Мамалыга знал, что речь идет о Покровском. За три месяца от каникул это было уже третье самоубийство в среде учащихся: в августе отравилась епархиалка, не выдержавшая переэкзаменовки, недавно бросился с моста маленький гимназистик Второй гимназии, наказанный за подчистку в бальнике, и вот — Покровский… Обвиняют, конечно, учителей, школьный режим. И Мамалыга думал, что, наверно, толстый доктор и гимназист глядят ему в спину взглядом ненависти, — оба, конечно, считают виновным в смерти Покровского и его. А у него с Покровским и столкновений-то никогда не было. Учился он удовлетворительно, хотя возбуждал некоторые подозрения, — был всегда как-то замкнут и серьезен, — но замечен ни в чем не был.
— Говорят, его учитель какой-то доехал… — услышал опять Мамалыга. Говорил доктор.

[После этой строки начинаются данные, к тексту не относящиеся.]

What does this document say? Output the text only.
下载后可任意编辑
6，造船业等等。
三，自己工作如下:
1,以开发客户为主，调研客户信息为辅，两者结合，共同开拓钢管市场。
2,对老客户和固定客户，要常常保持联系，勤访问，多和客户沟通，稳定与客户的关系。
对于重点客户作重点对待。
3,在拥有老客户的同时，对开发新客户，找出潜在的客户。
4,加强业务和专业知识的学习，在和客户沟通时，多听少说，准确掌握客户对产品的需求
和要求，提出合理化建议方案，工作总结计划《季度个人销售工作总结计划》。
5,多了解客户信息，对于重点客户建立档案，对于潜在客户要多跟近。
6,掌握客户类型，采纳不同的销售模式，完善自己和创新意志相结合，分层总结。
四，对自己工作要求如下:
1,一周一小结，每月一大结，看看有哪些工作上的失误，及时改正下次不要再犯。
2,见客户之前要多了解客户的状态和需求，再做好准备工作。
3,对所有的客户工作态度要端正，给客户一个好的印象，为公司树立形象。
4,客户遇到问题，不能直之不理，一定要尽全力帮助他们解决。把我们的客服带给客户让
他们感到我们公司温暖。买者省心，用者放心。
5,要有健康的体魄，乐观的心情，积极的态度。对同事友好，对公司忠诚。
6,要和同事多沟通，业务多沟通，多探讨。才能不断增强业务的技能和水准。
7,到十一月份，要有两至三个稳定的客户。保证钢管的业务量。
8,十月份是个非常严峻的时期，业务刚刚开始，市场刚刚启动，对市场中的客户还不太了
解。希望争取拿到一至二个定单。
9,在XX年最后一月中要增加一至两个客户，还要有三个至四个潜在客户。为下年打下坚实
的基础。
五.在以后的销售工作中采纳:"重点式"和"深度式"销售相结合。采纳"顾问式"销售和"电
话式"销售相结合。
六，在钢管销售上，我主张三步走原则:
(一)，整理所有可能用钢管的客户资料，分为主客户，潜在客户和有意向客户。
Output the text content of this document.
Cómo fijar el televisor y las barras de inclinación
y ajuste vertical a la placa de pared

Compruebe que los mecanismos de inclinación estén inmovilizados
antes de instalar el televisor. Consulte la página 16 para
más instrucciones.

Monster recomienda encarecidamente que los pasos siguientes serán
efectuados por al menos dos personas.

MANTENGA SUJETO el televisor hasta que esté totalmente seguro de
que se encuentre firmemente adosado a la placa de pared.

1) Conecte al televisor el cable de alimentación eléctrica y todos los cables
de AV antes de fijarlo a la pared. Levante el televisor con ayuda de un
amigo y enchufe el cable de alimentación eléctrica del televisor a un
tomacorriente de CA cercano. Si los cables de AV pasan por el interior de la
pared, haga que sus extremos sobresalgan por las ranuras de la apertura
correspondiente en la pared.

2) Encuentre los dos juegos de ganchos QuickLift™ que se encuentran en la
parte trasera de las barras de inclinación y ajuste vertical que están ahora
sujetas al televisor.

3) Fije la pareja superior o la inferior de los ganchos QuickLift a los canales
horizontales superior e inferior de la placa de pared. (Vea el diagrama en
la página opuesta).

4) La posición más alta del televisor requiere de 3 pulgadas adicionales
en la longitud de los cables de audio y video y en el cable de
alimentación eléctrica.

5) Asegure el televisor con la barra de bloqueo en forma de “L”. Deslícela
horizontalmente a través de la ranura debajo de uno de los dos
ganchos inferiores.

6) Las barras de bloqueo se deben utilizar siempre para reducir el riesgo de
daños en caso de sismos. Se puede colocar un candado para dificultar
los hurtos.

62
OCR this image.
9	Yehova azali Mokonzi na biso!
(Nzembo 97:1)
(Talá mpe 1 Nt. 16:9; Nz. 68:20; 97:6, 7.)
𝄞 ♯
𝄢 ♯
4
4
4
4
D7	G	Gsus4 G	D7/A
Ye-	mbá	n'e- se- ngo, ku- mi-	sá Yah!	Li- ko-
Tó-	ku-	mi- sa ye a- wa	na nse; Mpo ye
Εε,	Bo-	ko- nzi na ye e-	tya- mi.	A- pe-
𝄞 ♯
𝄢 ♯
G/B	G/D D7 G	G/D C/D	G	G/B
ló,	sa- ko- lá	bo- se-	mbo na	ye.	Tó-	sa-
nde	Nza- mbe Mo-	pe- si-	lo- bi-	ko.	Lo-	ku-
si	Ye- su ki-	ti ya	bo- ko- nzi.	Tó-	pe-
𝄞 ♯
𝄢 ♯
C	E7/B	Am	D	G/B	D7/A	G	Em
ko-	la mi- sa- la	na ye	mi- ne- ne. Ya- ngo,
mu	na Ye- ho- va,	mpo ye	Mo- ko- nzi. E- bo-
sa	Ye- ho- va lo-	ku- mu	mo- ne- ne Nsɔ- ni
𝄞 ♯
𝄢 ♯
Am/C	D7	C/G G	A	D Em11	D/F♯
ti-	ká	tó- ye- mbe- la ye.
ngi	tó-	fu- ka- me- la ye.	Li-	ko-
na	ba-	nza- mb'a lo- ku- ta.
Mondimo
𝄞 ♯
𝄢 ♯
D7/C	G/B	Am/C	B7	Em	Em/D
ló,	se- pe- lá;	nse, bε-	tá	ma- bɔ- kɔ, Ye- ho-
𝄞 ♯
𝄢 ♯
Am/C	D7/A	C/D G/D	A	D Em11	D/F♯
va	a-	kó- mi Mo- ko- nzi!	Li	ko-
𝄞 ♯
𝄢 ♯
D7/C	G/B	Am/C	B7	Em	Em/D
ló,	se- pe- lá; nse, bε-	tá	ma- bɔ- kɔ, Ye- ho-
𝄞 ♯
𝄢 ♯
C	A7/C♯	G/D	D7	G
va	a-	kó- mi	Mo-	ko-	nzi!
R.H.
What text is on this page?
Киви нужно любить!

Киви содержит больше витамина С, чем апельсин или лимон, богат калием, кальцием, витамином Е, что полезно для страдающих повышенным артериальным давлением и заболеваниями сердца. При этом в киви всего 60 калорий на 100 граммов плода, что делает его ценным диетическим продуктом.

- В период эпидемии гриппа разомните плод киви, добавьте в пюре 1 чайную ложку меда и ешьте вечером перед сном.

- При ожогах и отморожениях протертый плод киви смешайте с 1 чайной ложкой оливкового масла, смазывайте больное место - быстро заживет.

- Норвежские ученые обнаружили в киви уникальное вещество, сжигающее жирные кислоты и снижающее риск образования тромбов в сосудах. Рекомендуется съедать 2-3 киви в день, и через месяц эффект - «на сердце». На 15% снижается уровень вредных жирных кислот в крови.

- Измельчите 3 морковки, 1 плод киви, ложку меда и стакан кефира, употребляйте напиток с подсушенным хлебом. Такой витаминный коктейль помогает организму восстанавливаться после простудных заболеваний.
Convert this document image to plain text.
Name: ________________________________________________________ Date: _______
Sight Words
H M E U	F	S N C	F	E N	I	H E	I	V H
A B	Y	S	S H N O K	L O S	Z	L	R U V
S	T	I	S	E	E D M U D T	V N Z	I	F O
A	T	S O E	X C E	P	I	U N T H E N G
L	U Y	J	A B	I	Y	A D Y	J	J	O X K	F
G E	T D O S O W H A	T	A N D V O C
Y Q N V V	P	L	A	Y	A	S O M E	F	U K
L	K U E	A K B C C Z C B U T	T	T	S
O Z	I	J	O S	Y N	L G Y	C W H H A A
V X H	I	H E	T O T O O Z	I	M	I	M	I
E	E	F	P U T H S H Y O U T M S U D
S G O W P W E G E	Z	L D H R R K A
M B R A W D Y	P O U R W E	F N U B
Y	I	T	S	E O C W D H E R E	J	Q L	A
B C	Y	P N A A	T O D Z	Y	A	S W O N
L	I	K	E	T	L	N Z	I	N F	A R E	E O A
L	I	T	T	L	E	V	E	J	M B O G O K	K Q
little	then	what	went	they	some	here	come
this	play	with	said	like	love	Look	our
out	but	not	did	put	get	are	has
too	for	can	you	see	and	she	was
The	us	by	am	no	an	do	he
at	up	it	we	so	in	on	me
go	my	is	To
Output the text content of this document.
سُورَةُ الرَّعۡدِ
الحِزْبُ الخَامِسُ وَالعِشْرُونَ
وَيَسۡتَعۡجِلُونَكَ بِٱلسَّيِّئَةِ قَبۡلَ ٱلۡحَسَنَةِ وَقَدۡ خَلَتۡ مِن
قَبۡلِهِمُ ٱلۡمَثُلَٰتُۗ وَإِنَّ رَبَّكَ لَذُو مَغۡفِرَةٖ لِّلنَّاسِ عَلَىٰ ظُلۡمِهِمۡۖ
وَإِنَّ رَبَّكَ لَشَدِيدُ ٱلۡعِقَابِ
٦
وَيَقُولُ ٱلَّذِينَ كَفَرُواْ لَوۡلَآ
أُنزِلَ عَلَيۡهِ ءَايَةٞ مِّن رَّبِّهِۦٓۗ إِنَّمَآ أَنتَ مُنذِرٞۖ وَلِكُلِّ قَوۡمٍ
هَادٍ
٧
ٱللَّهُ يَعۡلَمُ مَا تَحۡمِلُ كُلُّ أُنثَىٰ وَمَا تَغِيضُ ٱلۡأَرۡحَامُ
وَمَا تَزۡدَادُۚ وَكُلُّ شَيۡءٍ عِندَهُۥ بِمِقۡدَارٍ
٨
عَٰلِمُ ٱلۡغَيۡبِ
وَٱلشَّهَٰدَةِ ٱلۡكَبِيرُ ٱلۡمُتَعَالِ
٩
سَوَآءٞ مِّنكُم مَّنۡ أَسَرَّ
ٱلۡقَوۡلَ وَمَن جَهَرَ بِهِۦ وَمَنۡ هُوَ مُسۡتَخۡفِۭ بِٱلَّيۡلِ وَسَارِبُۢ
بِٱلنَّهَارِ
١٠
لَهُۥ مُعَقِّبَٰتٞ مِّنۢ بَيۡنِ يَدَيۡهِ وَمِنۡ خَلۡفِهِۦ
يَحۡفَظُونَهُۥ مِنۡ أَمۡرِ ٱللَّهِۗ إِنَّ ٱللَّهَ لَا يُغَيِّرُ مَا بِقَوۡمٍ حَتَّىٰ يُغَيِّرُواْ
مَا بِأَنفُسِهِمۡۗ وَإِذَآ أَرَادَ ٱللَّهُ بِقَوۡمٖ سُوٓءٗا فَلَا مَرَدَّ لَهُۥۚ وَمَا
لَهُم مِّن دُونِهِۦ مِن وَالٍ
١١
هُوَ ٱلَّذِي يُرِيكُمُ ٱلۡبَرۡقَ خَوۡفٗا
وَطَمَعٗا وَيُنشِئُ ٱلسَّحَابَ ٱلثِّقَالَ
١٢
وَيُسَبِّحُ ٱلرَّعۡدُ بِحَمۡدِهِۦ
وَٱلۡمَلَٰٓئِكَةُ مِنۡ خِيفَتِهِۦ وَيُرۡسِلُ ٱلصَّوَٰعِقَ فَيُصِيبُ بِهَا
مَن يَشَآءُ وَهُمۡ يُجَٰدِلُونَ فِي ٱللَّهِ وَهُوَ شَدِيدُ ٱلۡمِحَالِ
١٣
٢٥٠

«Ну, конечно! Как же иначе?» — чуть не сказал было Мамалыга, но удержался, потому что гимназист ответил:
— Нет. Это неверно…
Обвинение было в порядке вещей, пора было привыкнуть к нему, но Мамалыга всякий раз чувствовал, как раздражение неудержимой волной заливает ему сердце, и на язык просятся площадные ругательства. Ругаться он умел.
В годы революции его беспощадно травили ученики, травили родители, хотели выжить из гимназии. Но он не поддался, удержал позицию. Боевой ораторский пыл выдвинул его на видное место в местной патриотической организации — «Общество добровольной народной охраны». Он стал не только известен, но и близок к губернским властям, архиерей самолично сделал ему визит, и после этого даже директор стал у него заискивать. Мамалыга почувствовал свою силу, утвердился в мысли, что его призвание — стоять на страже исконных начал и порядка, и с тех пор беспрерывно кипел зудом обличительных схваток.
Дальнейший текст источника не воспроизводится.